En premières L et ES
Elle s’inscrit dans la troisième partie du programme, « Guerres,
démocraties et totalitarismes 1914-1945 » avec comme
intitulé : « la Première guerre mondiale et les bouleversements
de l’Europe ».
Il est précisé que l’étude de cette guerre est propice à
un travail interdisciplinaire associant l’histoire, au français, aux langues
étrangères ou aux arts plastiques, en particulier sur les représentations de la
guerre ( thème national de TPE).
Les commentaires des programmes (Hors-série n° 7 octobre 2002)
invitent à insister sur son caractère de guerre totale et sur la mémoire de
guerre.
En première S
L’étude de la guerre s’intègre à la partie « La
France de 1900 à 1939 » avec comme intitulé :
« Les Français dans la Première guerre mondiale »

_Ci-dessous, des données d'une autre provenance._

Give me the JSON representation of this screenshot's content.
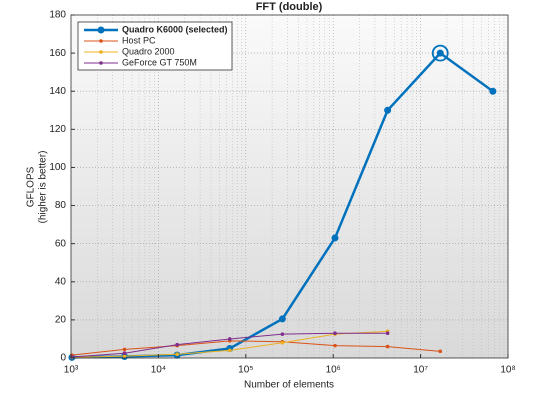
{
  "chart_data": {
    "type": "line",
    "title": "FFT (double)",
    "x_label": "Number of elements",
    "y_label": [
      "GFLOPS",
      "(higher is better)"
    ],
    "x": [
      1024,
      4096,
      16384,
      65536,
      262144,
      1048576,
      4194304,
      16777216,
      67108864
    ],
    "x_scale": "log",
    "xlim": [
      1000,
      100000000
    ],
    "xticks": [
      {
        "value": 1000,
        "label": "10³"
      },
      {
        "value": 10000,
        "label": "10⁴"
      },
      {
        "value": 100000,
        "label": "10⁵"
      },
      {
        "value": 1000000,
        "label": "10⁶"
      },
      {
        "value": 10000000,
        "label": "10⁷"
      },
      {
        "value": 100000000,
        "label": "10⁸"
      }
    ],
    "ylim": [
      0,
      180
    ],
    "yticks": [
      0,
      20,
      40,
      60,
      80,
      100,
      120,
      140,
      160,
      180
    ],
    "grid": true,
    "legend": "upper left",
    "highlight_index": 7,
    "series": [
      {
        "name": "Quadro K6000 (selected)",
        "color": "#0072bd",
        "selected": true,
        "values": [
          0.3,
          0.8,
          1.5,
          5,
          20.5,
          63,
          130,
          160,
          140
        ]
      },
      {
        "name": "Host PC",
        "color": "#d95319",
        "values": [
          1.5,
          4.5,
          6.5,
          9,
          8.5,
          6.5,
          6,
          3.5,
          null
        ]
      },
      {
        "name": "Quadro 2000",
        "color": "#edb120",
        "values": [
          0.3,
          1,
          2,
          4,
          8,
          12.5,
          14,
          null,
          null
        ]
      },
      {
        "name": "GeForce GT 750M",
        "color": "#7e2f8e",
        "values": [
          0.5,
          2.5,
          7,
          10,
          12.5,
          13,
          13,
          null,
          null
        ]
      }
    ]
  }
}
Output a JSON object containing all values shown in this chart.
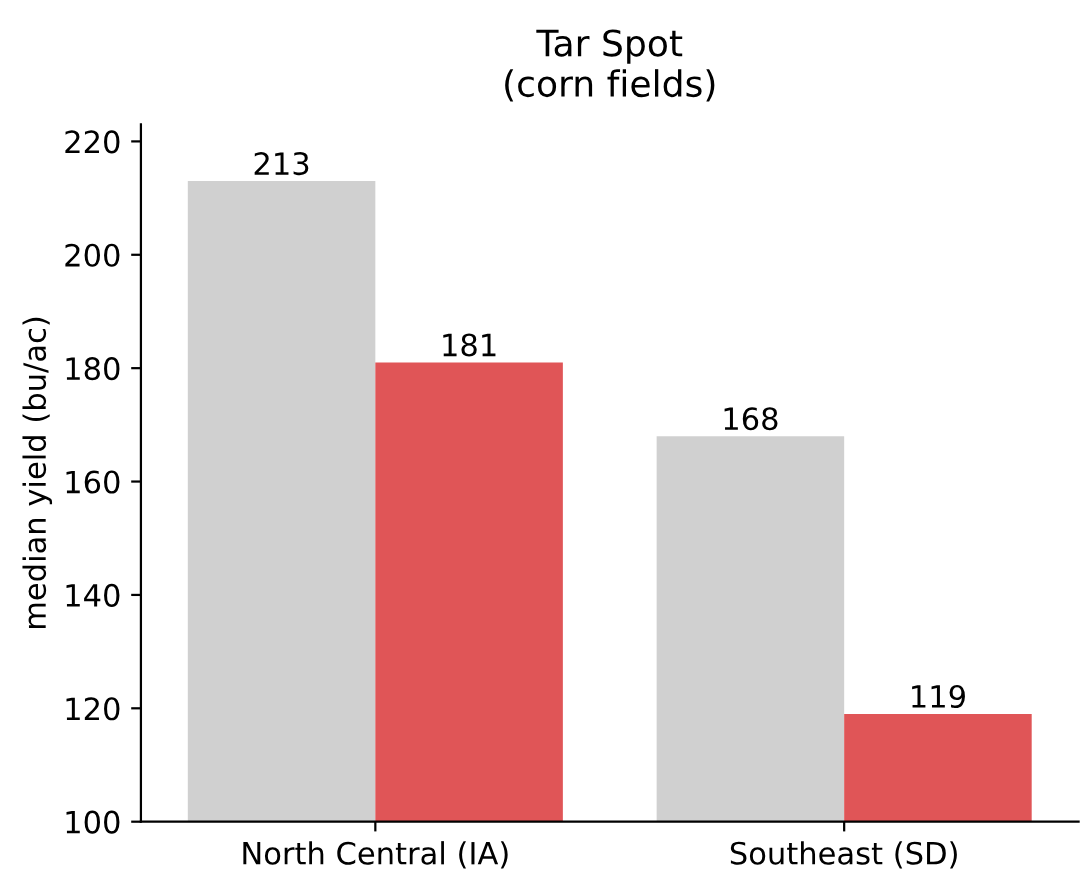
{
  "chart_data": {
    "type": "bar",
    "title": "Tar Spot\n(corn fields)",
    "ylabel": "median yield (bu/ac)",
    "categories": [
      "North Central (IA)",
      "Southeast (SD)"
    ],
    "series": [
      {
        "color": "#d0d0d0",
        "values": [
          213,
          168
        ]
      },
      {
        "color": "#e05557",
        "values": [
          181,
          119
        ]
      }
    ],
    "ylim": [
      100,
      223
    ],
    "yticks": [
      100,
      120,
      140,
      160,
      180,
      200,
      220
    ],
    "grid": false,
    "data_labels": true,
    "legend": false
  }
}
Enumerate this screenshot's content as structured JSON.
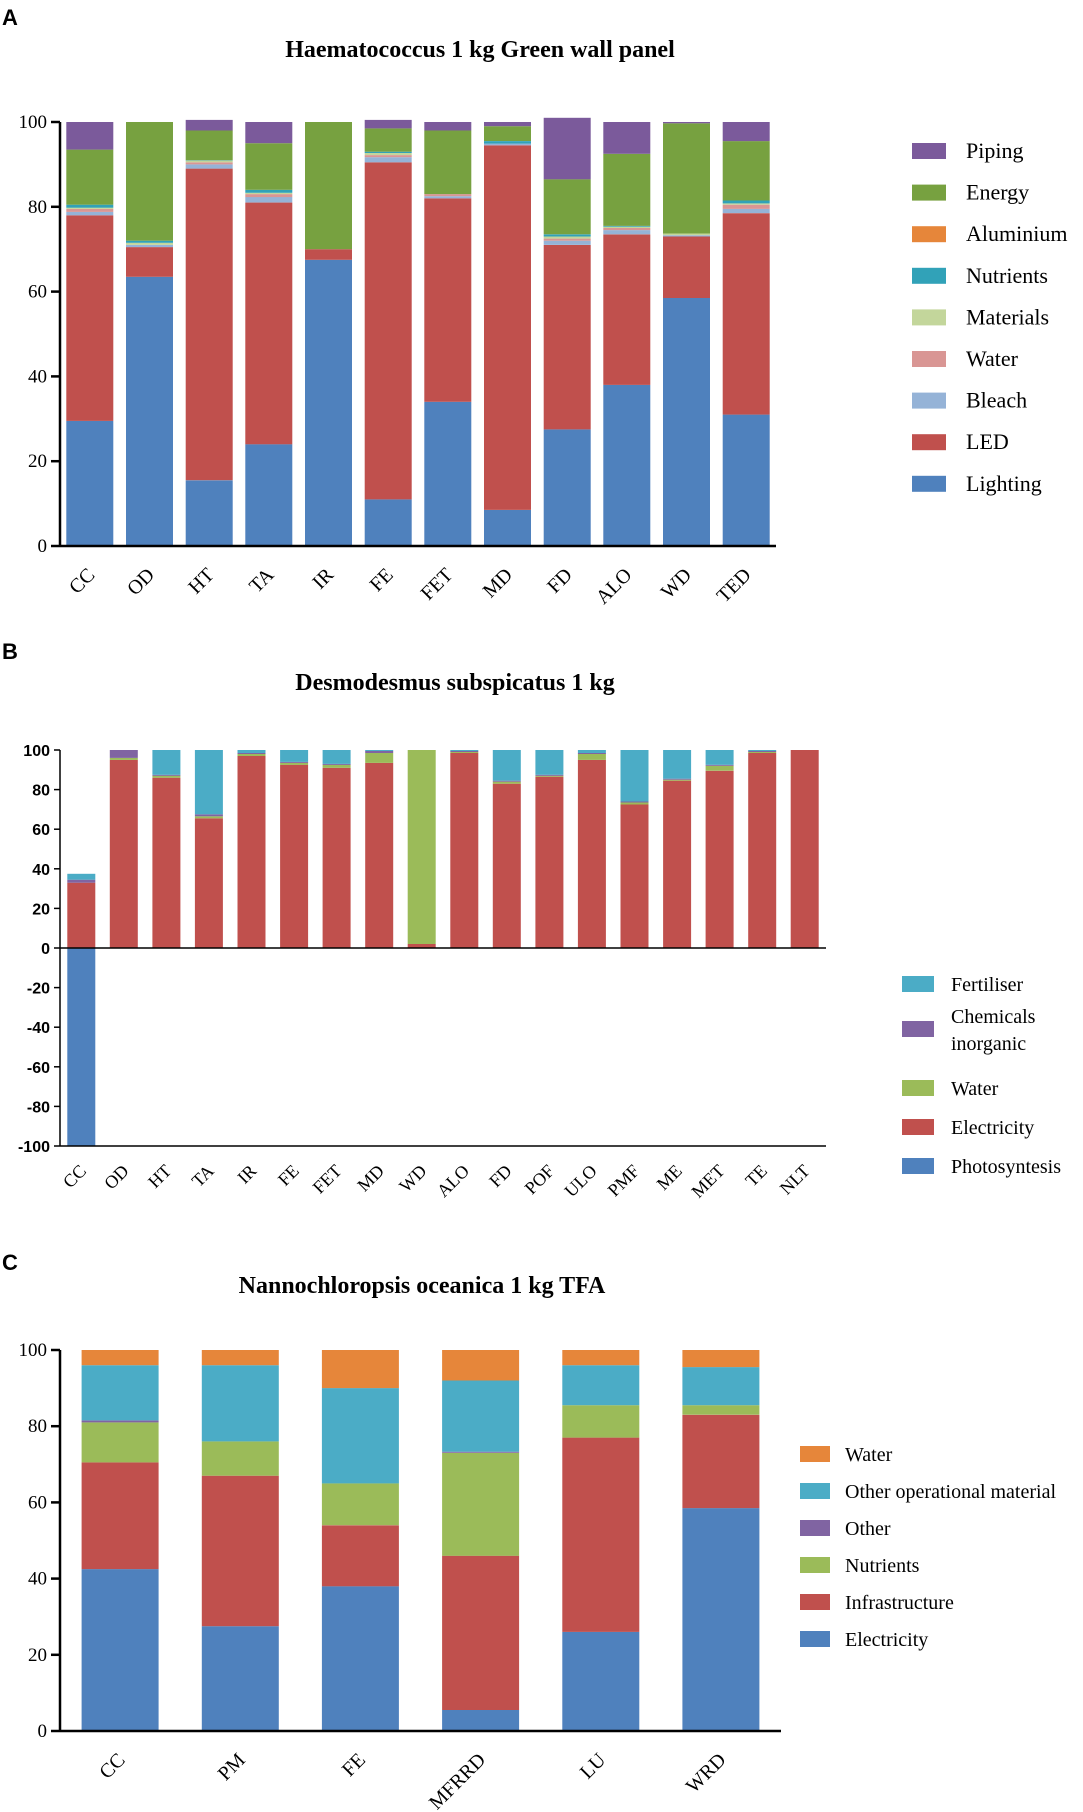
{
  "panels": [
    "A",
    "B",
    "C"
  ],
  "chart_data": [
    {
      "type": "bar",
      "stacked": true,
      "title": "Haematococcus 1 kg Green wall panel",
      "categories": [
        "CC",
        "OD",
        "HT",
        "TA",
        "IR",
        "FE",
        "FET",
        "MD",
        "FD",
        "ALO",
        "WD",
        "TED"
      ],
      "yticks": [
        "0",
        "20",
        "40",
        "60",
        "80",
        "100"
      ],
      "ylim": [
        0,
        100
      ],
      "series": [
        {
          "name": "Lighting",
          "color": "#4f81bd",
          "values": [
            29.5,
            63.5,
            15.5,
            24,
            67.5,
            11,
            34,
            8.5,
            27.5,
            38,
            58.5,
            31
          ]
        },
        {
          "name": "LED",
          "color": "#c0504d",
          "values": [
            48.5,
            7,
            73.5,
            57,
            2.5,
            79.5,
            48,
            86,
            43.5,
            35.5,
            14.5,
            47.5
          ]
        },
        {
          "name": "Bleach",
          "color": "#95b3d7",
          "values": [
            0.8,
            0.5,
            1,
            1.3,
            0,
            1.2,
            0.5,
            0.4,
            1,
            1,
            0.3,
            1
          ]
        },
        {
          "name": "Water",
          "color": "#d99694",
          "values": [
            0.7,
            0,
            0.5,
            0.7,
            0,
            0.5,
            0.5,
            0,
            0.5,
            0.5,
            0,
            1
          ]
        },
        {
          "name": "Materials",
          "color": "#c3d69b",
          "values": [
            0.3,
            0.5,
            0.4,
            0.3,
            0,
            0.5,
            0,
            0,
            0.5,
            0.3,
            0.4,
            0.3
          ]
        },
        {
          "name": "Nutrients",
          "color": "#31a2b8",
          "values": [
            0.7,
            0.5,
            0.1,
            0.7,
            0,
            0.3,
            0,
            0.6,
            0.5,
            0.2,
            0,
            0.7
          ]
        },
        {
          "name": "Aluminium",
          "color": "#e6863a",
          "values": [
            0,
            0,
            0,
            0,
            0,
            0,
            0,
            0,
            0,
            0,
            0,
            0
          ]
        },
        {
          "name": "Energy",
          "color": "#77a140",
          "values": [
            13,
            28,
            7,
            11,
            30,
            5.5,
            15,
            3.5,
            13,
            17,
            26,
            14
          ]
        },
        {
          "name": "Piping",
          "color": "#7b5a9b",
          "values": [
            6.5,
            0,
            2.5,
            5,
            0,
            2,
            2,
            1,
            14.5,
            7.5,
            0.3,
            4.5
          ]
        }
      ],
      "legend": [
        "Piping",
        "Energy",
        "Aluminium",
        "Nutrients",
        "Materials",
        "Water",
        "Bleach",
        "LED",
        "Lighting"
      ]
    },
    {
      "type": "bar",
      "stacked": true,
      "title": "Desmodesmus subspicatus 1 kg",
      "categories": [
        "CC",
        "OD",
        "HT",
        "TA",
        "IR",
        "FE",
        "FET",
        "MD",
        "WD",
        "ALO",
        "FD",
        "POF",
        "ULO",
        "PMF",
        "ME",
        "MET",
        "TE",
        "NLT"
      ],
      "yticks": [
        "-100",
        "-80",
        "-60",
        "-40",
        "-20",
        "0",
        "20",
        "40",
        "60",
        "80",
        "100"
      ],
      "ylim": [
        -100,
        100
      ],
      "series": [
        {
          "name": "Photosyntesis",
          "color": "#4f81bd",
          "values": [
            -100,
            0,
            0,
            0,
            0,
            0,
            0,
            0,
            0,
            0,
            0,
            0,
            0,
            0,
            0,
            0,
            0,
            0
          ]
        },
        {
          "name": "Electricity",
          "color": "#c0504d",
          "values": [
            33,
            95,
            86,
            65.5,
            97,
            92.5,
            91,
            93.5,
            2,
            98.5,
            83,
            86.5,
            95,
            72.5,
            84.5,
            89.5,
            98.5,
            100
          ]
        },
        {
          "name": "Water",
          "color": "#9bbb59",
          "values": [
            0,
            1,
            1,
            1,
            1,
            1,
            1.5,
            5,
            98,
            0.5,
            1,
            0.5,
            3,
            1,
            0.5,
            2.5,
            0.5,
            0
          ]
        },
        {
          "name": "Chemicals inorganic",
          "color": "#8064a2",
          "values": [
            1.5,
            4,
            0.5,
            1,
            0.5,
            0.5,
            0.5,
            1,
            0,
            0.5,
            0.5,
            0.5,
            0.5,
            0.5,
            0.5,
            0.5,
            0.5,
            0
          ]
        },
        {
          "name": "Fertiliser",
          "color": "#4bacc6",
          "values": [
            3,
            0,
            12.5,
            32.5,
            1.5,
            6,
            7,
            0.5,
            0,
            0.5,
            15.5,
            12.5,
            1.5,
            26,
            14.5,
            7.5,
            0.5,
            0
          ]
        }
      ],
      "legend": [
        "Fertiliser",
        "Chemicals inorganic",
        "Water",
        "Electricity",
        "Photosyntesis"
      ]
    },
    {
      "type": "bar",
      "stacked": true,
      "title": "Nannochloropsis oceanica 1 kg TFA",
      "categories": [
        "CC",
        "PM",
        "FE",
        "MFRRD",
        "LU",
        "WRD"
      ],
      "yticks": [
        "0",
        "20",
        "40",
        "60",
        "80",
        "100"
      ],
      "ylim": [
        0,
        100
      ],
      "series": [
        {
          "name": "Electricity",
          "color": "#4f81bd",
          "values": [
            42.5,
            27.5,
            38,
            5.5,
            26,
            58.5
          ]
        },
        {
          "name": "Infrastructure",
          "color": "#c0504d",
          "values": [
            28,
            39.5,
            16,
            40.5,
            51,
            24.5
          ]
        },
        {
          "name": "Nutrients",
          "color": "#9bbb59",
          "values": [
            10.5,
            9,
            11,
            27,
            8.5,
            2.5
          ]
        },
        {
          "name": "Other",
          "color": "#8064a2",
          "values": [
            0.5,
            0,
            0,
            0.3,
            0,
            0
          ]
        },
        {
          "name": "Other operational material",
          "color": "#4bacc6",
          "values": [
            14.5,
            20,
            25,
            18.7,
            10.5,
            10
          ]
        },
        {
          "name": "Water",
          "color": "#e6863a",
          "values": [
            4,
            4,
            10,
            8,
            4,
            4.5
          ]
        }
      ],
      "legend": [
        "Water",
        "Other operational material",
        "Other",
        "Nutrients",
        "Infrastructure",
        "Electricity"
      ]
    }
  ]
}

Les commentaires précisent que l’étude doit porter sur
les manières dont les Français vivent le conflit en insistant sur le fait que
la société –dans sa quasi totalité- est touchée par le deuil. Une ouverture sur
certains prolongements de la Grande Guerre (comme l’organisation du souvenir)
doit en achever l’étude.
Liaison entre
ces programmes et l’exposition
Par sa nature (plusieurs centaines de documents et
d’objets), par les thèmes qu’elle développe autour de l’enfant (voir sommaire
et documents d’accompagnement proposés), cette exposition s’inscrit pleinement
dans le contenu et l’esprit des programmes d’histoire de premières.
Elle permet, entre autres, d’aborder les notions définies
par ces programmes :
la guerre totale à travers
l’expérience de
guerre
. bouleversement et brutalité
de la vie quotidienne
. mobilisation et instrumentalisation
de l’enfance
la mémoire à travers
souffrance, deuil et
commémoration
la démobilisation
culturelle et ses obstacles
la société à travers l’ensemble de la thématique
de
l’exposition.
Elle permet aussi de mettre l’accent sur le document et
offre ainsi l’opportunité de concevoir une ou plusieurs études de cas (voir
proposition de démarches pédagogiques).
Par ailleurs, l’exposition se prête à une approche
interdisciplinaire
grâce à :
sa dimension internationale (objets et étude des trois principaux belligérants). La
possibilité est donc offerte d’associer les langues étrangères
ses supports, en particulier les documents iconographiques et
tout un ensemble d’objets qui peuvent éventuellement intéresser les arts
plastiques
Cette dimension interdisciplinaire peut être celle des TPE
(avec le thème Représenter la Guerre).